Abu Talib, Juliette Récamier, and Touristic Worldmaking
Published online by Cambridge University Press: 16 March 2025
11. Daniel O’Quinn’s ‘Metropolitan Thresholds: Abu Talib, Juliette Récamier, and Touristic Worldmaking’ presents the ‘accidental tourist’ Abu Talib as one who – even as he was the object of others’ attention – sought to resist being absorbed into a celebratory idea of the imperial metropolis as a world city that subsumed multitudes. O’Quinn considers the critical dialogue between Abu Talib’s Masir-i-Talibi (later translated as Travels of Mirza Abu Taleb Khan) and works such as Richard Phillips’s Modern London (1804), and it also discusses an episode where, at a masquerade hosted by Mrs Orby Hunter, the ‘Persian Prince’ encountered among others a non-elite Briton passing as a ‘Hindoo Rajah’ and the French socialite Juliette Récamier.
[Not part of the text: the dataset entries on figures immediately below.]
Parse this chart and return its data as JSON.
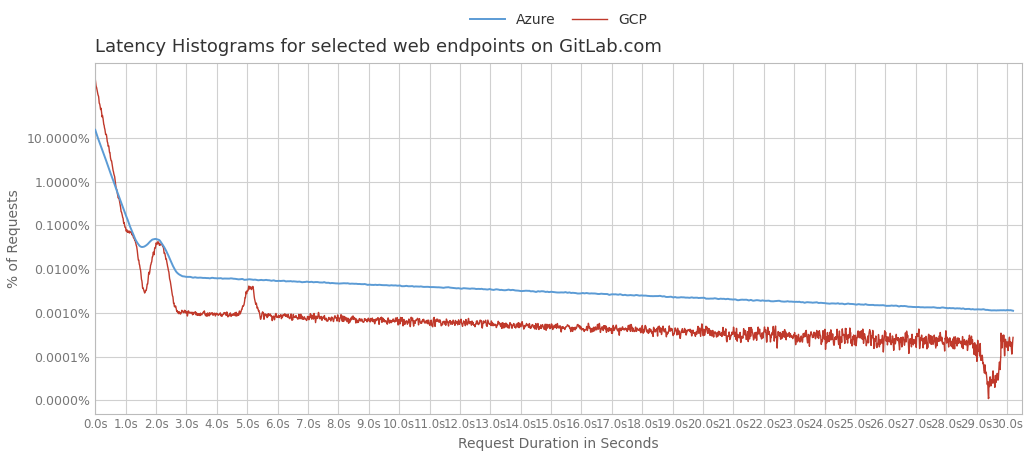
{
  "title": "Latency Histograms for selected web endpoints on GitLab.com",
  "xlabel": "Request Duration in Seconds",
  "ylabel": "% of Requests",
  "azure_color": "#5b9bd5",
  "gcp_color": "#c0392b",
  "background_color": "#ffffff",
  "grid_color": "#d0d0d0",
  "legend_labels": [
    "Azure",
    "GCP"
  ],
  "yticks": [
    1e-05,
    0.0001,
    0.001,
    0.01,
    0.1,
    1.0,
    10.0
  ],
  "ylabels": [
    "0.0000%",
    "0.0001%",
    "0.0010%",
    "0.0100%",
    "0.1000%",
    "1.0000%",
    "10.0000%"
  ],
  "ylim": [
    5e-06,
    500
  ],
  "xlim": [
    0,
    30.5
  ],
  "figsize": [
    10.32,
    4.58
  ],
  "dpi": 100
}
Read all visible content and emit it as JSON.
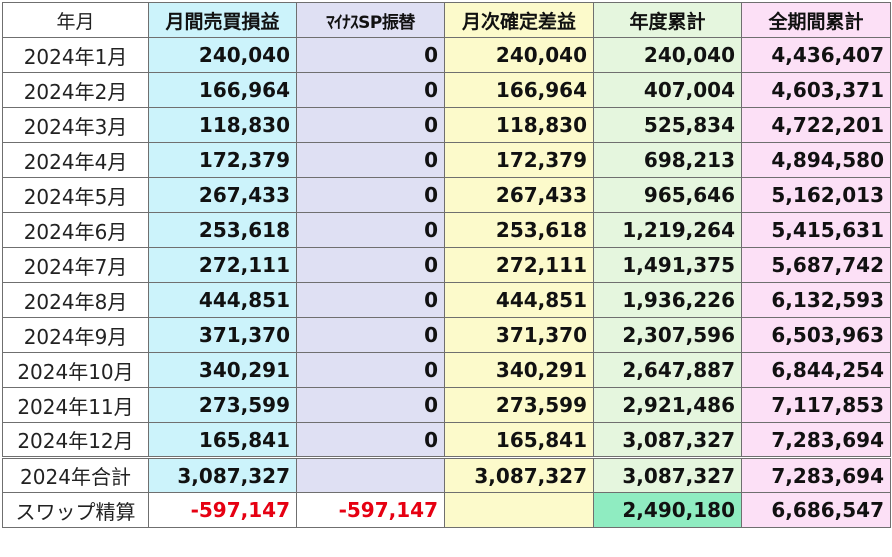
{
  "headers": [
    "年月",
    "月間売買損益",
    "ﾏｲﾅｽSP振替",
    "月次確定差益",
    "年度累計",
    "全期間累計"
  ],
  "rows": [
    {
      "ym": "2024年1月",
      "pl": "240,040",
      "sp": "0",
      "net": "240,040",
      "ytd": "240,040",
      "all": "4,436,407"
    },
    {
      "ym": "2024年2月",
      "pl": "166,964",
      "sp": "0",
      "net": "166,964",
      "ytd": "407,004",
      "all": "4,603,371"
    },
    {
      "ym": "2024年3月",
      "pl": "118,830",
      "sp": "0",
      "net": "118,830",
      "ytd": "525,834",
      "all": "4,722,201"
    },
    {
      "ym": "2024年4月",
      "pl": "172,379",
      "sp": "0",
      "net": "172,379",
      "ytd": "698,213",
      "all": "4,894,580"
    },
    {
      "ym": "2024年5月",
      "pl": "267,433",
      "sp": "0",
      "net": "267,433",
      "ytd": "965,646",
      "all": "5,162,013"
    },
    {
      "ym": "2024年6月",
      "pl": "253,618",
      "sp": "0",
      "net": "253,618",
      "ytd": "1,219,264",
      "all": "5,415,631"
    },
    {
      "ym": "2024年7月",
      "pl": "272,111",
      "sp": "0",
      "net": "272,111",
      "ytd": "1,491,375",
      "all": "5,687,742"
    },
    {
      "ym": "2024年8月",
      "pl": "444,851",
      "sp": "0",
      "net": "444,851",
      "ytd": "1,936,226",
      "all": "6,132,593"
    },
    {
      "ym": "2024年9月",
      "pl": "371,370",
      "sp": "0",
      "net": "371,370",
      "ytd": "2,307,596",
      "all": "6,503,963"
    },
    {
      "ym": "2024年10月",
      "pl": "340,291",
      "sp": "0",
      "net": "340,291",
      "ytd": "2,647,887",
      "all": "6,844,254"
    },
    {
      "ym": "2024年11月",
      "pl": "273,599",
      "sp": "0",
      "net": "273,599",
      "ytd": "2,921,486",
      "all": "7,117,853"
    },
    {
      "ym": "2024年12月",
      "pl": "165,841",
      "sp": "0",
      "net": "165,841",
      "ytd": "3,087,327",
      "all": "7,283,694"
    }
  ],
  "total": {
    "ym": "2024年合計",
    "pl": "3,087,327",
    "sp": "",
    "net": "3,087,327",
    "ytd": "3,087,327",
    "all": "7,283,694"
  },
  "swap": {
    "ym": "スワップ精算",
    "pl": "-597,147",
    "sp": "-597,147",
    "net": "",
    "ytd": "2,490,180",
    "all": "6,686,547"
  },
  "colors": {
    "negative": "#e60012",
    "swap_ytd_highlight": "#8fecc1"
  }
}
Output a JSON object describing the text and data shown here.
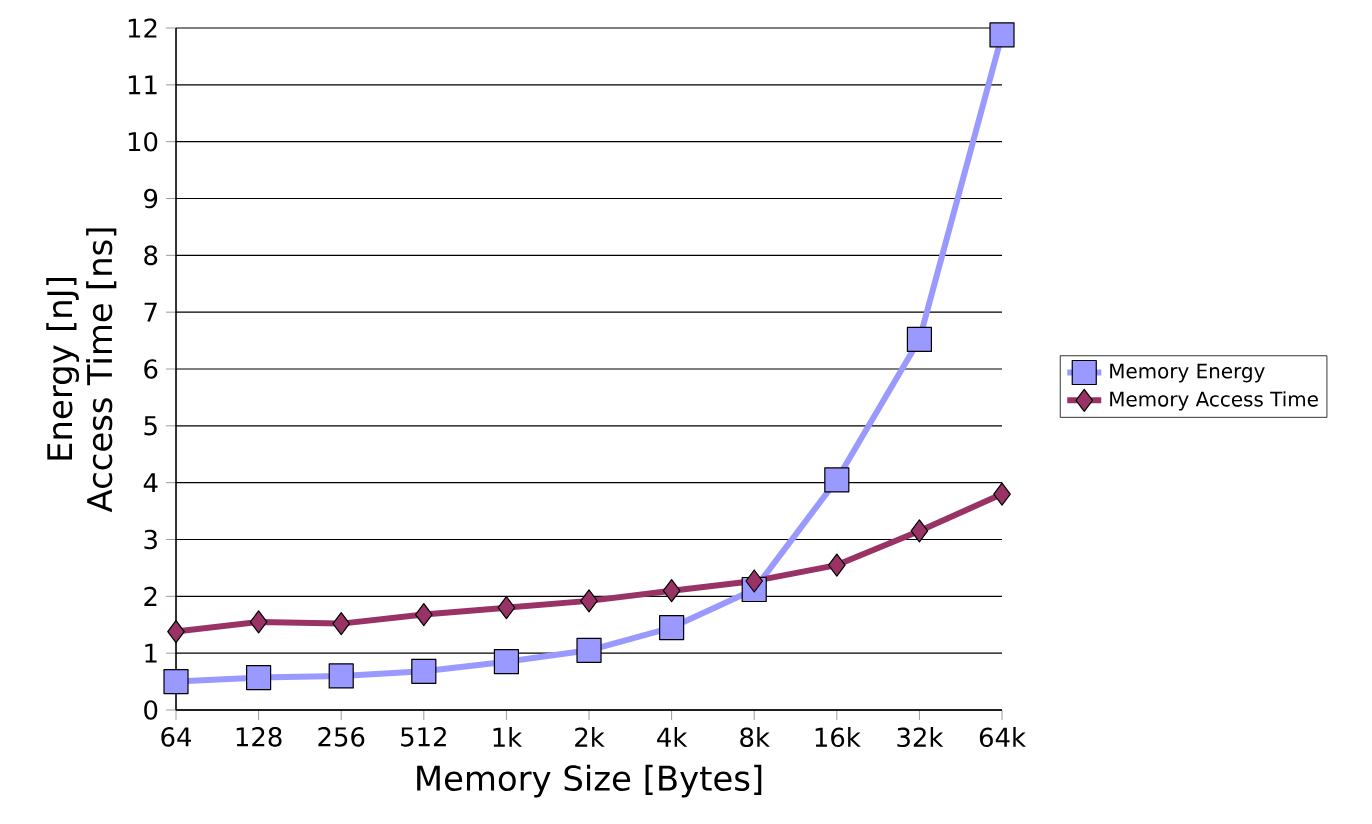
{
  "chart_data": {
    "type": "line",
    "xlabel": "Memory Size [Bytes]",
    "ylabel": "Energy [nJ] Access Time [ns]",
    "categories": [
      "64",
      "128",
      "256",
      "512",
      "1k",
      "2k",
      "4k",
      "8k",
      "16k",
      "32k",
      "64k"
    ],
    "series": [
      {
        "name": "Memory Energy",
        "color": "#9999ff",
        "marker": "square",
        "values": [
          0.5,
          0.57,
          0.6,
          0.68,
          0.85,
          1.05,
          1.45,
          2.12,
          4.05,
          6.52,
          11.88
        ]
      },
      {
        "name": "Memory Access Time",
        "color": "#993366",
        "marker": "diamond",
        "values": [
          1.38,
          1.55,
          1.52,
          1.68,
          1.8,
          1.92,
          2.1,
          2.27,
          2.55,
          3.15,
          3.8
        ]
      }
    ],
    "ylim": [
      0,
      12
    ],
    "yticks": [
      0,
      1,
      2,
      3,
      4,
      5,
      6,
      7,
      8,
      9,
      10,
      11,
      12
    ],
    "grid": "y",
    "legend": "right",
    "line_style": "solid"
  }
}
For O’Quinn, Abu Talib manipulated the fantasies which others imposed upon him, and rather than offer a reflection of British imperial power instead provided a longue durée perspective on its transience: O’Quinn’s conclusion regarding Abu Talib’s ‘latitude to both bear witness to the metropole and displace its claim to centrality’ provides a fitting end to this volume.